The Crucible Mini Essay

Adherence to the expectations and values of society is seen as an avenue to belonging in the CrucibleThe crucible depicts Salem as a society which is built on the foundations of strict rules and values, however at the same time, the character are portrayed as having private thoughts which are against society. This conflict is a destructive force in society and is the price of public belonging.
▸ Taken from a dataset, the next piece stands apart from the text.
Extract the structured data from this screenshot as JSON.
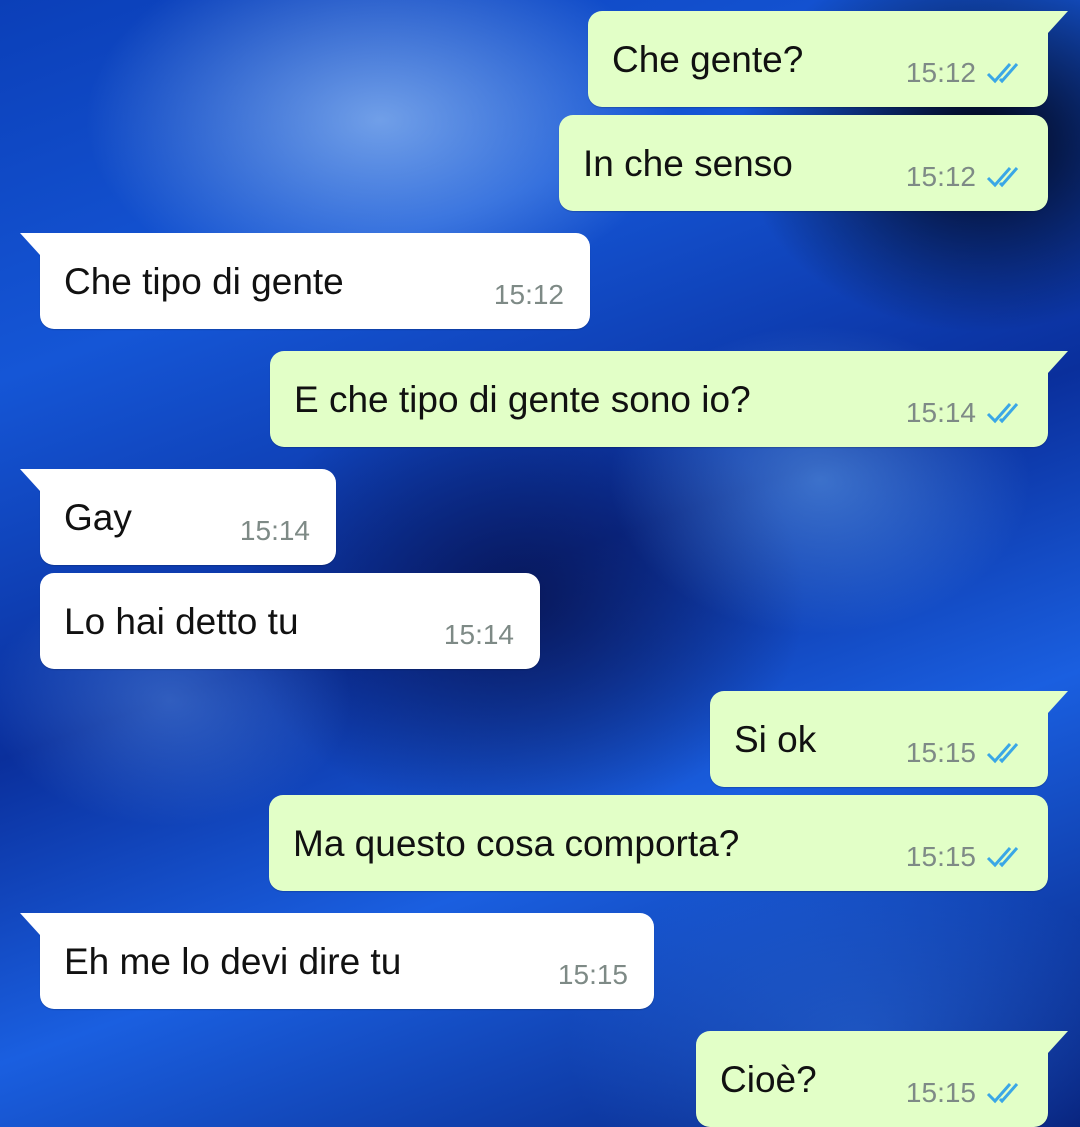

In the Crucible, it is shown that power is a factor which influences individuals to belong as it is those in power who enforce the repercussions of non-conformity. As Danforth compares the court to a crucible where heat reduces things to its elements, his metaphor shows that as they ‘burn a hot fire here, it melts down all concealment.’ This shows that those in power, such as Danforth, add pressure which is when the true conflict between public belonging and private non-conformity is revealed and this destructive force is unleashed. John Proctor begins Act 3 by referring to ‘A fire, a fire is burning!’, where he feels that his respectability has been ruined. This figurative language involving fire invokes the image of the crucible that Danforth mentioned earlier. This extensive metaphor is also used to show that those in power too cannot escape the highest form of judgement in the play – self judgement as proctor repeats ‘we will burn, we will burn together!’. As pressure is placed on individuals in society by those in power, pretences are broken down.